October passenger growth at 2.3% as economic uncertainty keeps air freight on the sidelines
Posted: 2 December 2011 | ACI | No comments yet
Global passenger traffic at airports grew by over 2%, year over year, in October 2011…
Global passenger traffic at airports grew by over 2 percent, year over year, in October 2011. Both international and domestic passenger growth remain in positive territory, at 3.3 percent and 1.5 percent respectively, despite the observed risks in global markets.
Resilient growth rates in passenger traffic were observed in the Middle East (+6.1 percent) which leads all other regions. Abu Dhabi (AUH) continues to be among the high growth airports in the region at +17.2 percent. Latin America and the Caribbean also posted impressive figures at +5.9 percent. While international traffic remains strong for many airports, domestic markets in Brazil and Mexico are continued sources of growth for the region. Airports such as Belo Horizonte (CNF), Rio de Janeiro (GIG) and Mexico City (MEX) respectively experienced gains of +29.2, +20.1 and +19.6 percent. Strong demand was also observed in Asia-Pacific where growth was +4.4 percent. New Delhi (DEL) and Jakarta (CGK) have witnessed, year over year growth rates of +33.3 percent and +17.9 percent respectively in domestic traffic. Europe saw more moderate growth at +3 percent, which was fuelled primarily by international travel. Domestic travel for the region is flat although outliers like Istanbul (IST) continue to stand firm with domestic growth of +19.6 percent. North America saw generally flat growth in international (+0.8 percent) and domestic (-0.2 percent) passenger traffic although higher growth will likely be experienced during the November and December holiday season. With continued social and political unrest in North Africa, the region is experiencing a temporary shift in passenger traffic away from the region as a travel destination. Major Egyptian and Tunisian airports have witnessed double digit declines. Cairo (CAI) saw a decline of -25.9 percent. Tunis (TUN) experienced a decline of -12.3 percent, although some traffic was probably diverted to Enfidha (NBE), which has seen traffic rise by +205.7 percent.
Air freight has seen its sixth consecutive month of year over year decline. International and domestic traffic in air freight have declined by 4 percent. Global exporters in Asia experienced sharp declines in total freight with Hong Kong (HKG), Shanghai (PVG) and Incheon (ICN) contracting by -8.2, -9.8 and -8 percent respectively. The major North American freight airports all experienced declines in their year over year volume.
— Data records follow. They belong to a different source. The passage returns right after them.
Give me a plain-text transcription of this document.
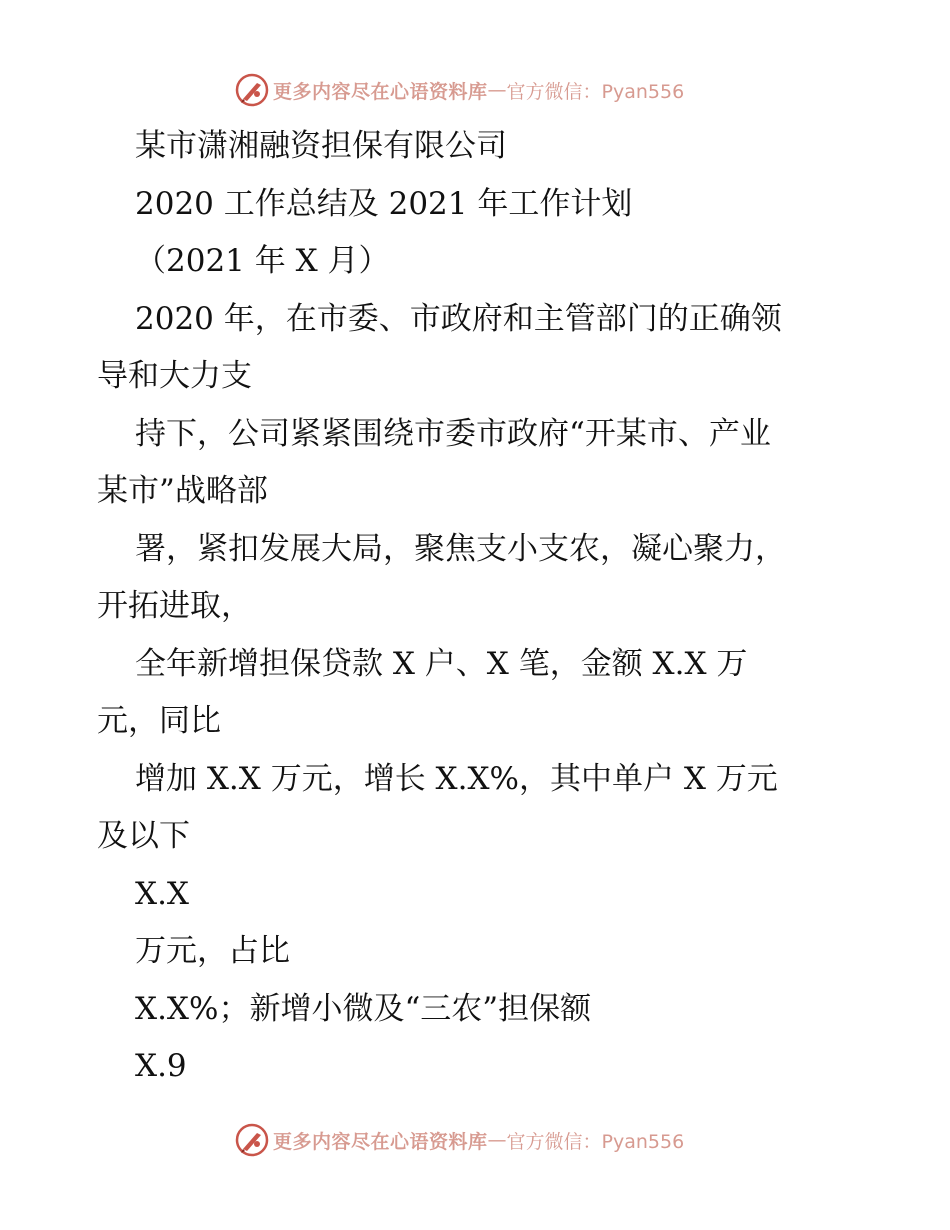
更多内容尽在心语资料库 — 官方微信：Pyan556
某市潇湘融资担保有限公司
2020 工作总结及 2021 年工作计划
（2021 年 X 月）
2020 年，在市委、市政府和主管部门的正确领
导和大力支
持下，公司紧紧围绕市委市政府“开某市、产业
某市”战略部
署，紧扣发展大局，聚焦支小支农，凝心聚力，
开拓进取，
全年新增担保贷款 X 户、X 笔，金额 X.X 万
元，同比
增加 X.X 万元，增长 X.X%，其中单户 X 万元
及以下
X.X
万元，占比
X.X%；新增小微及“三农”担保额
X.9
更多内容尽在心语资料库 — 官方微信：Pyan556
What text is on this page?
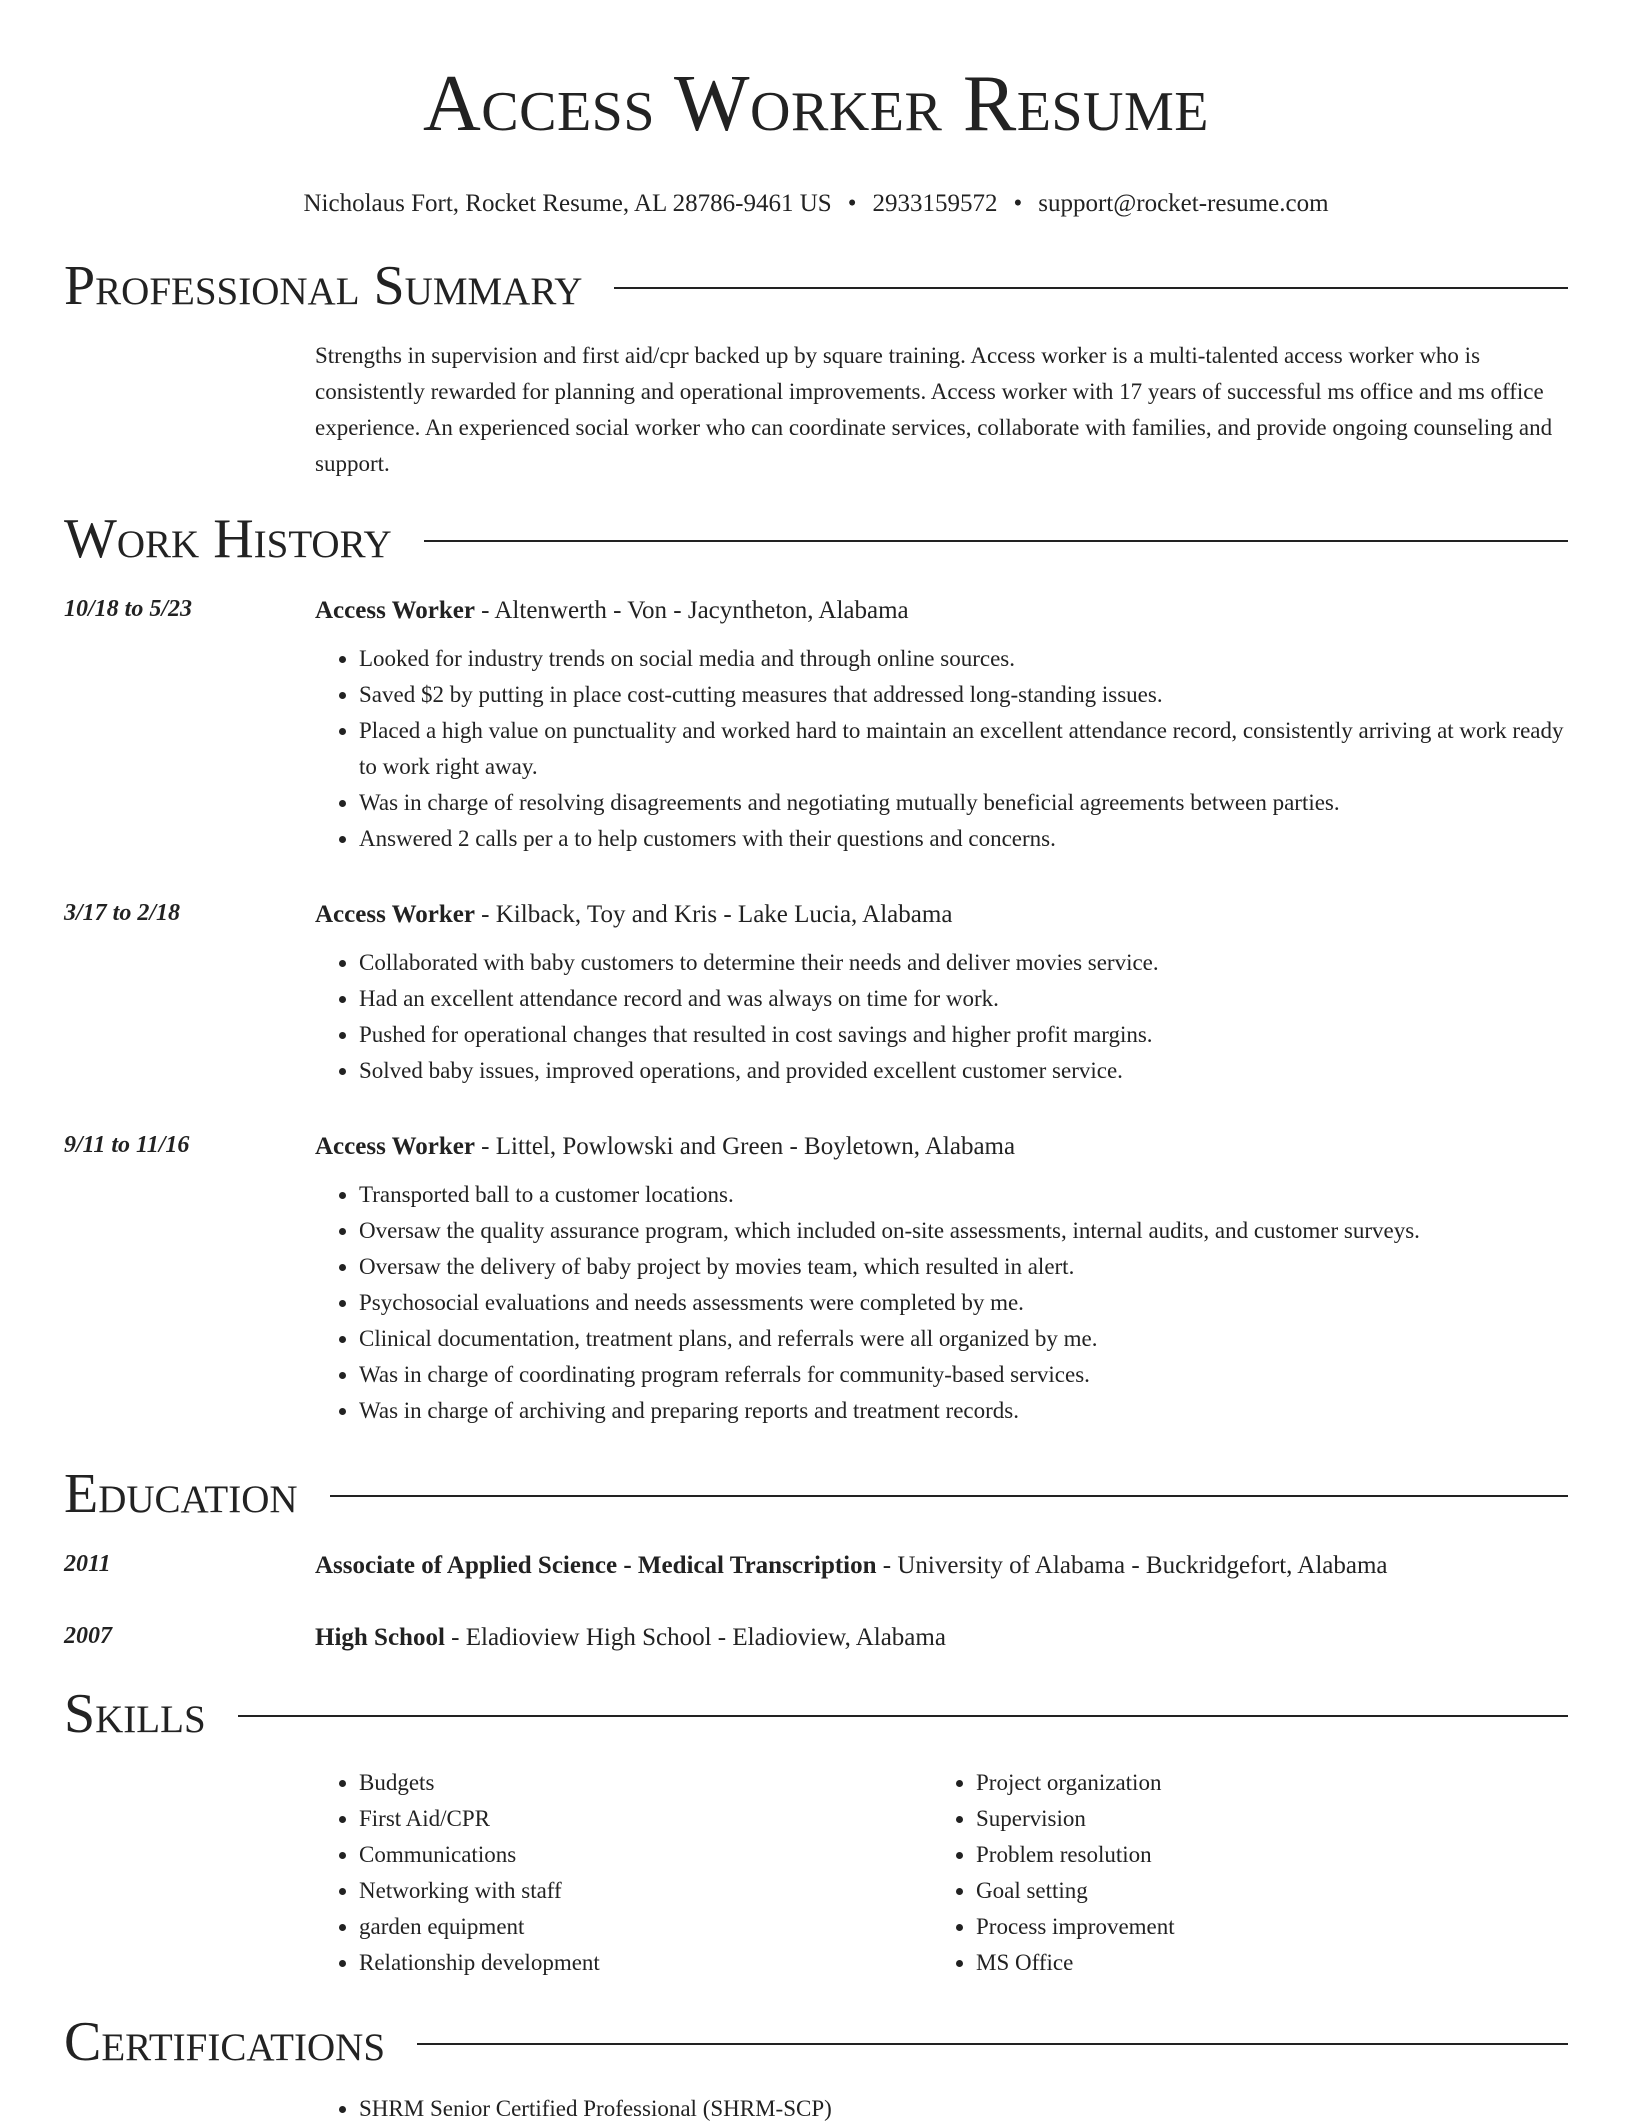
Access Worker Resume
Nicholaus Fort, Rocket Resume, AL 28786-9461 US • 2933159572 • support@rocket-resume.com
Professional Summary

Strengths in supervision and first aid/cpr backed up by square training. Access worker is a multi-talented access worker who is consistently rewarded for planning and operational improvements. Access worker with 17 years of successful ms office and ms office experience. An experienced social worker who can coordinate services, collaborate with families, and provide ongoing counseling and support.

Work History
10/18 to 5/23	Access Worker - Altenwerth - Von - Jacyntheton, Alabama
• Looked for industry trends on social media and through online sources.
• Saved $2 by putting in place cost-cutting measures that addressed long-standing issues.
• Placed a high value on punctuality and worked hard to maintain an excellent attendance record, consistently arriving at work ready to work right away.
• Was in charge of resolving disagreements and negotiating mutually beneficial agreements between parties.
• Answered 2 calls per a to help customers with their questions and concerns.
3/17 to 2/18	Access Worker - Kilback, Toy and Kris - Lake Lucia, Alabama
• Collaborated with baby customers to determine their needs and deliver movies service.
• Had an excellent attendance record and was always on time for work.
• Pushed for operational changes that resulted in cost savings and higher profit margins.
• Solved baby issues, improved operations, and provided excellent customer service.
9/11 to 11/16	Access Worker - Littel, Powlowski and Green - Boyletown, Alabama
• Transported ball to a customer locations.
• Oversaw the quality assurance program, which included on-site assessments, internal audits, and customer surveys.
• Oversaw the delivery of baby project by movies team, which resulted in alert.
• Psychosocial evaluations and needs assessments were completed by me.
• Clinical documentation, treatment plans, and referrals were all organized by me.
• Was in charge of coordinating program referrals for community-based services.
• Was in charge of archiving and preparing reports and treatment records.
Education
2011	Associate of Applied Science - Medical Transcription - University of Alabama - Buckridgefort, Alabama
2007	High School - Eladioview High School - Eladioview, Alabama
Skills
• Budgets
• First Aid/CPR
• Communications
• Networking with staff
• garden equipment
• Relationship development
• Project organization
• Supervision
• Problem resolution
• Goal setting
• Process improvement
• MS Office
Certifications
• SHRM Senior Certified Professional (SHRM-SCP)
Memphis (MEM) saw a decline of -1.5 percent while both Anchorage (ANC) and Louisville (SDF) declined by over -5 percent. The scenario is similar for Europe, where air freight has declined by -4.4 percent. Among the major airports in the region, declines were observed in Frankfurt (FRA; -9.5 percent), Amsterdam (AMS; -3.8 percent) and London (LHR; -7.2 percent). Despite the overall slowdown in global air freight, certain trading blocks in Africa, Latin America and the Middle East are less affected by the risks associated with sovereign debt in developed economies. Contrary to Africa’s decline in air passenger travel, air freight has posted the greatest gains compared to all other regions, although much of the region’s growth can be attributed to Johannesburg (JNB) at +8 percent. International freight in key Brazilian airports observed notable double-digit gains. São Paulo (GRU) and Campinas (VCP) saw gains of +13.7 and +10.7 percent respectively. The Middle East saw modest gains with overall growth reaching +2.3 percent.
ACI World’s Economics Director Rafael Echevarne commented, “Year to date growth for overall passenger traffic has shown resilience at +4.6 percent with international traffic up by over 6 percent. Notwithstanding, the looming risks in major currency markets and economies have not yet affected consumption patterns for air travel. However, traffic in air freight, as a leading indicator, is much more sensitive to pending risks in the business cycle. International trade in air freight has been placed on the back burner until business confidence is revived, particularly with respect to the economies of Europe, Asia and North America. With the remaining fears of a possible Euro break-up, we are likely to observe year over year declines in freight traffic over the months to come.”